Why Arctic Oil Is Crucial For Russia’s Future

Arctic Satellite Image and Map

(Oilprice.com – Irina Slav – August 23, 2016)

The Arctic – a cold wasteland that has shattered the expansion dreams of many an oil company by proving to be too difficult and too expensive to tackle. And, of course, Arctic exploration is the target of major environmentalist opposition to any intervention in this wasteland that is in fact home to unique and very fragile eco-systems.

Neither cost, nor environmentalist opposition, however, has stopped Gazprom Neft from making the first steps in Arctic oil and gas exploration. Its Prirazlomnaya platform, producing oil from a field of the same name in the Sea of Pechora, is the first active Russian oil and gas Arctic project, but it will certainly not be the last.

Russia is currently the largest crude oil producer in the world, though sometimes it swaps places with Saudi Arabia. It’s also the world’s second-largest gas producer, after the U.S. About half of Russian government revenues come from oil and gas sales, which makes the energy industry essential for the country’s survival. In this context, the fact that a lot of Russia’s onshore fields are aging and depleting, after decades of pumping, is a top concern for the government.
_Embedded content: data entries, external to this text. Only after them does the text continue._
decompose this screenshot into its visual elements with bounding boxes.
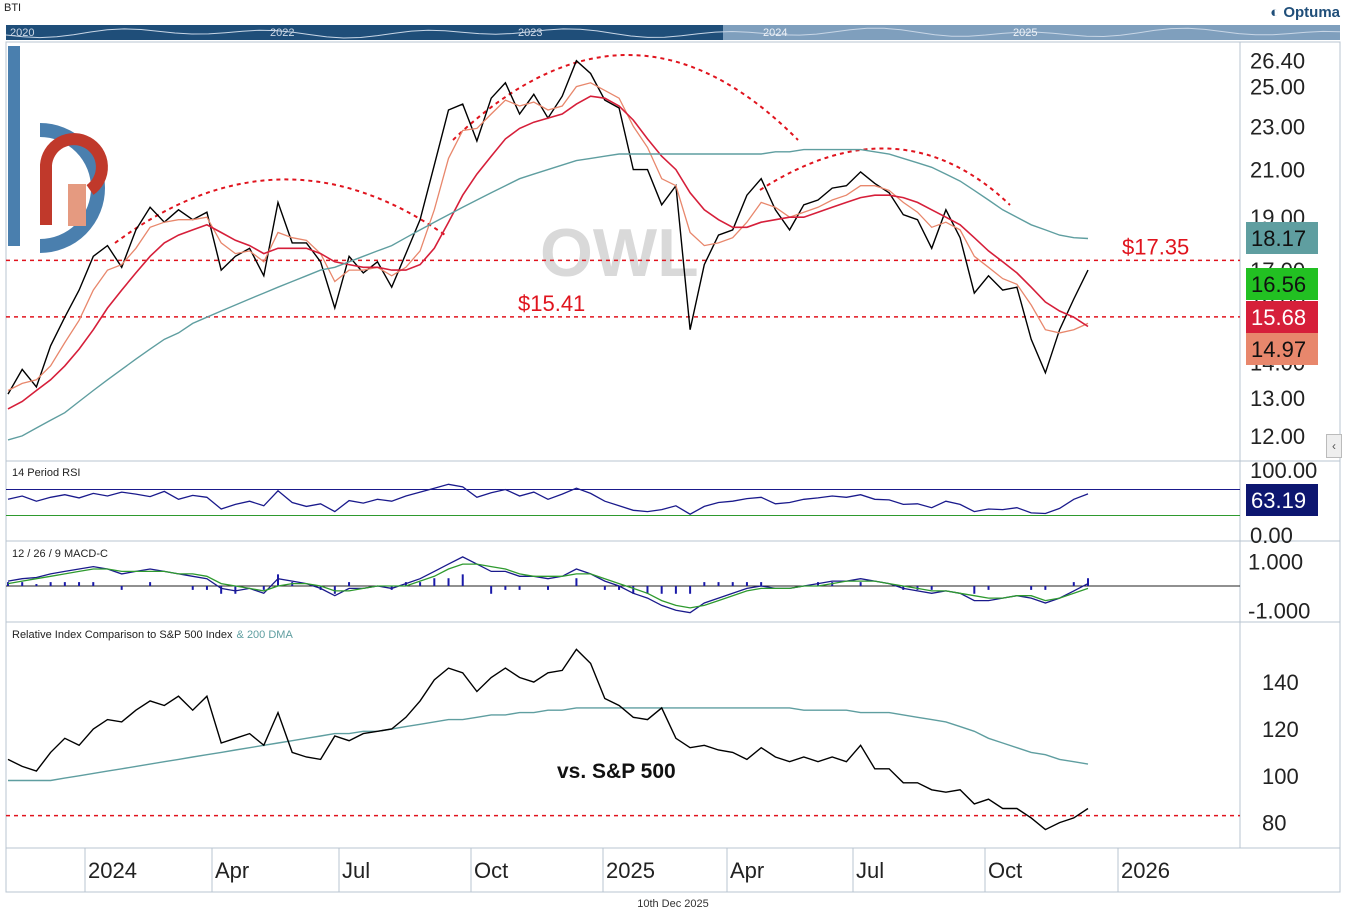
relative-y-tick-2: 100	[1262, 764, 1299, 789]
price-y-tick-2: 23.00	[1250, 114, 1305, 139]
ma-long-line	[7, 148, 1089, 441]
x-tick-label-4: 2025	[606, 858, 655, 883]
ticker-label: BTI	[4, 2, 22, 14]
price-y-tick-1: 25.00	[1250, 75, 1305, 100]
brand-mark-logo	[8, 46, 108, 253]
ma-short-line	[7, 82, 1089, 392]
relative-y-tick-3: 80	[1262, 811, 1286, 836]
annotation-15-41: $15.41	[518, 291, 585, 316]
vs-sp500-label: vs. S&P 500	[557, 760, 676, 783]
navigator-range-dark	[6, 25, 723, 40]
macd-title: 12 / 26 / 9 MACD-C	[12, 548, 108, 560]
macd-y-tick-1: -1.000	[1248, 598, 1310, 623]
price-y-tick-0: 26.40	[1250, 49, 1305, 74]
price-y-tick-9: 13.00	[1250, 386, 1305, 411]
last-value-tag-text-2: 15.68	[1251, 305, 1306, 330]
rsi-title: 14 Period RSI	[12, 467, 80, 479]
optuma-logo: ◐ Optuma	[1270, 4, 1340, 21]
price-series	[7, 59, 1089, 441]
collapse-panel-button[interactable]: ‹	[1326, 434, 1342, 458]
relative-title: Relative Index Comparison to S&P 500 Ind…	[12, 629, 293, 641]
last-value-tag-2	[1246, 301, 1318, 333]
relative-y-tick-0: 140	[1262, 670, 1299, 695]
x-tick-label-1: Apr	[215, 858, 249, 883]
optuma-logo-icon: ◐	[1270, 4, 1280, 21]
relative-dma-line	[8, 707, 1089, 782]
nav-year-2023: 2023	[518, 27, 542, 39]
rsi-value-text: 63.19	[1251, 488, 1306, 513]
macd-panel: 1.000 -1.000	[6, 550, 1310, 623]
annotation-17-35: $17.35	[1122, 234, 1189, 259]
macd-signal-line	[7, 563, 1089, 609]
x-tick-label-5: Apr	[730, 858, 764, 883]
macd-y-tick-0: 1.000	[1248, 550, 1303, 575]
navigator-bar[interactable]: 2020 2022 2023 2024 2025	[5, 25, 1341, 40]
rsi-y-tick-0: 100.00	[1250, 458, 1317, 483]
relative-y-tick-1: 120	[1262, 717, 1299, 742]
rsi-y-tick-1: 0.00	[1250, 523, 1293, 548]
nav-year-2024: 2024	[763, 27, 787, 39]
x-tick-label-6: Jul	[856, 858, 884, 883]
x-tick-label-2: Jul	[342, 858, 370, 883]
price-pattern-arcs	[114, 54, 1011, 244]
last-value-tags: 18.17 16.56 15.68 14.97	[1246, 222, 1318, 365]
x-axis: 2024 Apr Jul Oct 2025 Apr Jul Oct 2026	[84, 848, 1170, 892]
price-y-tick-3: 21.00	[1250, 158, 1305, 183]
rsi-panel: 100.00 0.00 63.19	[6, 458, 1318, 548]
last-value-tag-text-1: 16.56	[1251, 272, 1306, 297]
nav-year-2020: 2020	[10, 27, 34, 39]
relative-title-suffix: & 200 DMA	[237, 629, 294, 641]
rsi-value-tag	[1246, 484, 1318, 516]
relative-title-main: Relative Index Comparison to S&P 500 Ind…	[12, 629, 233, 641]
rsi-line	[7, 483, 1089, 515]
last-value-tag-1	[1246, 268, 1318, 300]
navigator-line	[5, 27, 1341, 39]
last-value-tag-0	[1246, 222, 1318, 254]
optuma-logo-text: Optuma	[1283, 4, 1340, 21]
x-tick-label-8: 2026	[1121, 858, 1170, 883]
footer-date: 10th Dec 2025	[637, 898, 709, 910]
last-value-tag-text-3: 14.97	[1251, 337, 1306, 362]
last-value-tag-3	[1246, 333, 1318, 365]
x-tick-label-0: 2024	[88, 858, 137, 883]
relative-line	[7, 648, 1089, 831]
watermark: OWL	[540, 215, 699, 291]
price-y-tick-10: 12.00	[1250, 424, 1305, 449]
x-tick-label-7: Oct	[988, 858, 1022, 883]
x-tick-label-3: Oct	[474, 858, 508, 883]
nav-year-2025: 2025	[1013, 27, 1037, 39]
price-reference-lines	[6, 259, 1240, 318]
ma-mid-line	[7, 95, 1089, 410]
relative-panel: 140 120 100 80	[6, 648, 1299, 836]
last-value-tag-text-0: 18.17	[1251, 226, 1306, 251]
nav-year-2022: 2022	[270, 27, 294, 39]
macd-line	[7, 556, 1089, 614]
So, Russia is looking north. Exploration there is tough, and it requires a lot of money and technological know-how. The Western press enjoys posting regular reminders that sanction-trapped Russia has no access to Western oil and gas exploration technology and expertise, and this is a major hurdle for its energy explorations plans in the Arctic. That’s true enough, but as usual, it’s not the whole truth.

Russia has never suffered a shortage of engineers, and energy companies now have solid government support: Moscow is painfully aware just how important the exploitation of Arctic oil and gas reserves is for the sustainability of its sacred cow, the energy industry. So, any idea or project that offers some way of making this exploitation more viable gets the full support of the authorities.
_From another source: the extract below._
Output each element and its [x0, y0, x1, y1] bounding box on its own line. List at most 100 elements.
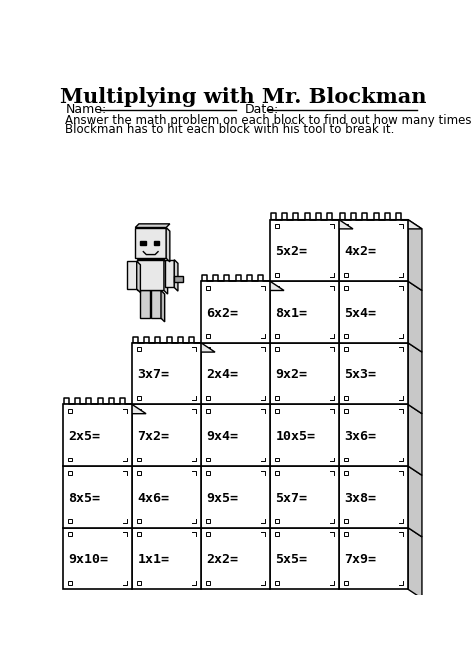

Universities and science lab researchers are working on things such as super magnets and mathematical models to optimize oil extraction from Arctic deposits, as well as sensors that would help control oil spills in remote Arctic regions and technologies for cleaning up such spills below the ice. In short, government support is coupled with a major scientific and innovative drive. These efforts are helped greatly by the sad but inevitable melting of the ice caps.
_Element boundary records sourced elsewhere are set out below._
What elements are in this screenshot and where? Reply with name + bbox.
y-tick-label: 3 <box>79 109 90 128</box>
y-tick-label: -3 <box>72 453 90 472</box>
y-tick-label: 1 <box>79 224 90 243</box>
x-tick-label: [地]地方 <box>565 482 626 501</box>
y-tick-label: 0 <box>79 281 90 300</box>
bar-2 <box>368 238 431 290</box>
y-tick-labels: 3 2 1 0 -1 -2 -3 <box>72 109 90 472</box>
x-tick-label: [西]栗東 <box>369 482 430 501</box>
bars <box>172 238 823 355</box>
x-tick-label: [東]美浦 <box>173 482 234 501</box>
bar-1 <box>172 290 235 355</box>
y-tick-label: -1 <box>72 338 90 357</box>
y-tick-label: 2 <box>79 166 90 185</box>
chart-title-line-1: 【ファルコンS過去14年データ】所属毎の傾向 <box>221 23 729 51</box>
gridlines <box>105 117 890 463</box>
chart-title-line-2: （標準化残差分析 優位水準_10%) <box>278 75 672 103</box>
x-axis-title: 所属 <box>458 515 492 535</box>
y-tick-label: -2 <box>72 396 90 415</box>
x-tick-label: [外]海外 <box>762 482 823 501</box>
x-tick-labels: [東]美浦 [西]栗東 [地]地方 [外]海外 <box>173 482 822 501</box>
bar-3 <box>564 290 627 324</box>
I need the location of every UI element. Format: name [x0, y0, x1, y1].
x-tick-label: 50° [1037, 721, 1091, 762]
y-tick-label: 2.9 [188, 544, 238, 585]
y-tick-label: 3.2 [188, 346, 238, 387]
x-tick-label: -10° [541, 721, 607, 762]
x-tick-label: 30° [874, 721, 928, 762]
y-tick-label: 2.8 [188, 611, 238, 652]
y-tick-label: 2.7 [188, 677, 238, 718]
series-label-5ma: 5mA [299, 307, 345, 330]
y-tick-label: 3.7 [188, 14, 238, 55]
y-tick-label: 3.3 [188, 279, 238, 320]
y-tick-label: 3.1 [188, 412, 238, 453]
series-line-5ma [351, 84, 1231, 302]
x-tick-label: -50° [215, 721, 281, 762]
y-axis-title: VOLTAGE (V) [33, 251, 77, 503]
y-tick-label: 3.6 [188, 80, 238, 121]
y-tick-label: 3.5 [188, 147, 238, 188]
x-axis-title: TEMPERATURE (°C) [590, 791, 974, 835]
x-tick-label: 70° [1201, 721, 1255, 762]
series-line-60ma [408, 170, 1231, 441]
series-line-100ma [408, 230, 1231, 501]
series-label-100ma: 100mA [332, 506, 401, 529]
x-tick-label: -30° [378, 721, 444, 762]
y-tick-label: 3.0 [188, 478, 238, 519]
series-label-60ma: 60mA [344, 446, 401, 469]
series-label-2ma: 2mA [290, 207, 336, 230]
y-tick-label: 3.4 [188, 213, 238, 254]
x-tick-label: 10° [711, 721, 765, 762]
Prirazlomnaya shipped its first oil back in April 2014. Now there are four production wells, yielding a combined 6,000 tons of crude or 50,700 barrels every day, according to Gazprom Neft. And this is just the beginning. Eventually, Gazprom Neft plans to have 32 operating wells at the field, which has estimated recoverable reserves of more than 70 million tons of crude.

According to estimates from the U.S. Geological Survey, the total untapped oil and gas reserves in the Arctic stand at 89.983 billion barrels of crude and 1,669 trillion cubic feet of natural gas. The Russian continental shelf contains a substantial portion of these, and the country is even trying to expand its territory, naturally angering other countries with rights in the area, such as Norway, Denmark, Canada and the U.S. This makes it unlikely that Russia will get what it wants regarding the expansion of its territorial exploration rights, but even so, it will continue to do the best with what it has to conquer the Arctic. Survival is the greatest motivator, after all.